Neither fish, flesh nor fowl
William Brett
THE LAST DUEL by Eric Jager Century, £14.99, pp. 242, ISBN 0712661905 ® £12.99 (plus £2.25 p&p) 0870 800 4848 According to a Yale professor, Eric Jager has invented a new genre with this book. I can see what he means. It’s not a novel, because the story is based entirely on the historical record; it is, however, told as a continuous narrative, with very occasional invention to fill in the gaps where the sources are silent. I’ve certainly never read anything in this style. But to qualify for so luminous an achievement as generic invention, it has to work, and unfortunately it doesn’t.
This is a pity, because Jager has chosen a fascinating subject. In 1386, a French knight challenges his rival to a judicial duel, accusing him of raping his wife. By law, the victor is proved innocent in the eyes of God, and the conquered guilty.
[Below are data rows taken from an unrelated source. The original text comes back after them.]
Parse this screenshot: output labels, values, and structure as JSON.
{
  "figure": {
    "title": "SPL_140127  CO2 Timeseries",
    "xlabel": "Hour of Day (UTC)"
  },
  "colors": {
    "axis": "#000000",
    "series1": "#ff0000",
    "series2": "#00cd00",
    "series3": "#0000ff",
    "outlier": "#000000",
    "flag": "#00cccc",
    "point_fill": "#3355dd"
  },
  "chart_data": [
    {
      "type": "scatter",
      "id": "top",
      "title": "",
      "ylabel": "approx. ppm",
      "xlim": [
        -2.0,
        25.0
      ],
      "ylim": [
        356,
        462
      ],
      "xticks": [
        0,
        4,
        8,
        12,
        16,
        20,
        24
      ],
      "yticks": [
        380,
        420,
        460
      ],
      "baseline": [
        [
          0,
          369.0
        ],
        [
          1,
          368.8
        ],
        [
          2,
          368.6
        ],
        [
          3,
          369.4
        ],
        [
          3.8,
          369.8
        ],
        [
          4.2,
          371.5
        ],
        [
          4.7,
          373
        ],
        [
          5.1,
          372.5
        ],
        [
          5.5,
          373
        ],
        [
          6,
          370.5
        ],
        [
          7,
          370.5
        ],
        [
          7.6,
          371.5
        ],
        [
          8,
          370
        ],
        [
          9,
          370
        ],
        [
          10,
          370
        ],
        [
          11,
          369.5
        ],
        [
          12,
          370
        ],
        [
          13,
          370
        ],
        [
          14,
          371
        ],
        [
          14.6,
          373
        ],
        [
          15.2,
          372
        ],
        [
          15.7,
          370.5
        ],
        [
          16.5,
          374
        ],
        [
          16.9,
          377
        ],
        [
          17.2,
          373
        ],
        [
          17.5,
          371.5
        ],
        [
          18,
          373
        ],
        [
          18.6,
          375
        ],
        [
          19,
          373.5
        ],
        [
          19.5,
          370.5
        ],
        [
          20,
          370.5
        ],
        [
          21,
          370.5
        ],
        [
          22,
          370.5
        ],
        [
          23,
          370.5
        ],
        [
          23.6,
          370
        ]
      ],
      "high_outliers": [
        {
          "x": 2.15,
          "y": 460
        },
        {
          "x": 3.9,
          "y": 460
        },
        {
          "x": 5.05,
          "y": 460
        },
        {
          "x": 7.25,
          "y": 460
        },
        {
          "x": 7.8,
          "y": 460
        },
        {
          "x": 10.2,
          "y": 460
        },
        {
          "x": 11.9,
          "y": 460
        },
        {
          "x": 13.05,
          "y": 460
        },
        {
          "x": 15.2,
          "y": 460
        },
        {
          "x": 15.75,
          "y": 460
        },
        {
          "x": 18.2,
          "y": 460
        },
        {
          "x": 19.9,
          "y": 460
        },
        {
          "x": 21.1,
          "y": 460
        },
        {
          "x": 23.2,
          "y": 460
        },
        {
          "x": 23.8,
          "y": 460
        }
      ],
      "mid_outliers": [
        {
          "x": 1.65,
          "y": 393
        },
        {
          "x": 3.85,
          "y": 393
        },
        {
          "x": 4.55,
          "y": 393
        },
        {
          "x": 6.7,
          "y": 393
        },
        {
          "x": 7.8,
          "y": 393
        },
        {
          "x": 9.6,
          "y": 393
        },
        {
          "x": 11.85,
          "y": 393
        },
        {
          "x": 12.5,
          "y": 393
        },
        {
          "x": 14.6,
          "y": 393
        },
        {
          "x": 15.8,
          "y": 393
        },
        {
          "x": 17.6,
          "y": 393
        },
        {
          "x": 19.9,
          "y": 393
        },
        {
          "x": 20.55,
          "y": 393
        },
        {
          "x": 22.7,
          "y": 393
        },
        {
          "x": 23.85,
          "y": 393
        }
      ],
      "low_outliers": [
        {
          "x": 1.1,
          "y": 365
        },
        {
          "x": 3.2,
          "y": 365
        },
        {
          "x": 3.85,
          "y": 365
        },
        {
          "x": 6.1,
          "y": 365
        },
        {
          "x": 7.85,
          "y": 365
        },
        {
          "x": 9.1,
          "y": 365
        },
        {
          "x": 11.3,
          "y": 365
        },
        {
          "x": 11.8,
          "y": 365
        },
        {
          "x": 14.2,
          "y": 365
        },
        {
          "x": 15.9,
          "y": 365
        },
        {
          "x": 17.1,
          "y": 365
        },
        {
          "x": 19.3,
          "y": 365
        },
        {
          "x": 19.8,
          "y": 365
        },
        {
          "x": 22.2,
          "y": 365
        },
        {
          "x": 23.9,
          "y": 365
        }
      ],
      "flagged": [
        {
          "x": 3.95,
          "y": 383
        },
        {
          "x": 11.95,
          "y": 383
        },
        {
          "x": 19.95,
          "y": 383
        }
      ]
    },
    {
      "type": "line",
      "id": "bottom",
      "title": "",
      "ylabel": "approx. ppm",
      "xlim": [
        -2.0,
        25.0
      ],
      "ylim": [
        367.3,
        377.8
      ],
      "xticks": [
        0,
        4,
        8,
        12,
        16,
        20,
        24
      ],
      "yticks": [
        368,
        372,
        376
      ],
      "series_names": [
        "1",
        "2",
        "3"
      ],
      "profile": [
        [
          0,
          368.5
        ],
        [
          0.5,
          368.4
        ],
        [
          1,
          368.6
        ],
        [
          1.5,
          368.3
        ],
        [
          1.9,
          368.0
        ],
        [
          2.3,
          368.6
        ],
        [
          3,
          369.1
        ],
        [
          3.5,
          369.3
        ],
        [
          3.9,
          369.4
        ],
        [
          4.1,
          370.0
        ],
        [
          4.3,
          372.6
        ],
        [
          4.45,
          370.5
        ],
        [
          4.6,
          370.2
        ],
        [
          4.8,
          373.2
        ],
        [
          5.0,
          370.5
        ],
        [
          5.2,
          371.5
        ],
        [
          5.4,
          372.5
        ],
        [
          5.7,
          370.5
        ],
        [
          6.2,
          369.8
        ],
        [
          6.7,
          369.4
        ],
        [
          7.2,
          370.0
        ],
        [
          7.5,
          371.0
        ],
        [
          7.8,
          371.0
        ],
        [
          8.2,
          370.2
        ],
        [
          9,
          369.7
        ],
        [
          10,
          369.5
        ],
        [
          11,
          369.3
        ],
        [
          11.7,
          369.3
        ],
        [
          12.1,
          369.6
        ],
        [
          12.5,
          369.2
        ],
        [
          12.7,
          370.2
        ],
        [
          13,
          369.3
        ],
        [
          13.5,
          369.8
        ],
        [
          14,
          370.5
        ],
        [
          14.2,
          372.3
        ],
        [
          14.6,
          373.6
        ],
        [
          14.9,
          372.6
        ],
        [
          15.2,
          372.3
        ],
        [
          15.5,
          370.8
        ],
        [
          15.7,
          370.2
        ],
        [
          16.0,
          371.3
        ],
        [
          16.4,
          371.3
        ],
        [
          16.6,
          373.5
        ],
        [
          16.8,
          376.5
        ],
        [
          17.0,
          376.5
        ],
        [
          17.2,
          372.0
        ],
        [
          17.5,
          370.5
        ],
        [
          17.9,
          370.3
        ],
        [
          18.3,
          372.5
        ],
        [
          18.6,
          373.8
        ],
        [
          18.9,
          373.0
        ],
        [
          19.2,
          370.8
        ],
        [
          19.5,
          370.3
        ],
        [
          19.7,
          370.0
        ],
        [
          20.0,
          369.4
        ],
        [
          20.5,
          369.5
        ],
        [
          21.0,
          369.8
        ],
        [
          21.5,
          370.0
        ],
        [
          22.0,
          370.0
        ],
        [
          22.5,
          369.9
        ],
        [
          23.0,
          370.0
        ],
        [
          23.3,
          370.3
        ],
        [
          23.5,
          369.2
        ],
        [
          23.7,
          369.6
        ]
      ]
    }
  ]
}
So if the knight loses, his wife will die with him, burned at the stake for perjury. The tensions of this story are set against the backdrop of the Hundred Years War, the Great Schism and the occasional madness of King Charles VI. Such a wealth of dramatic factors would perfectly suit either a novel, which could exploit the romance of the story, or a historical account, which could make a serious enquiry into the social and political nuances of the age.
But The Last Duel is neither one nor the other. Here is an example: ‘When Jean disembarked at Sluys — or Harfleur, or one of the other French ports ...’ If this were a novel, Jean could have simply disembarked at Sluys and the narrative would not be interrupted. If it were a traditional historical account, Jager could have told us that we don’t know where Jean disembarked, or could have kept silent on the matter. Such interruptions serve no purpose other than to frustrate the reader.
The duel itself is a genuinely suspenseful and well-written piece of narrative. While Jager’s extensive research covers most aspects of the story, the sources are contradictory or silent about some of the details of the fight. So he invents, and he does it well. None of the sources describes the fate of the two horses, but Jager has them dying ‘in a pile of expiring horse flesh’, lending the duel its most memorable detail.
I found myself wishing that this were a novel, and I can’t help thinking that the author sometimes felt the same way. He saves serious historical enquiry into the validity of his sources for a five-page appendix, preferring to tell a continuous story in the main body of the book. But if he just wants to tell a story, he would have done better to allow himself to invent more, thereby avoiding cumbersome interruptions and repetitions.
This experiment hasn’t worked. Other writers such as Rose Tremain, Patrick O’Brian or Iain Pears have written fine novels on the back of painstaking research, but unlike Jager they don’t lift their plots directly from the pages of history. The Last Duel could indeed have invented a new genre. It could have been a new type of historical novel, if only the author had been more inventive.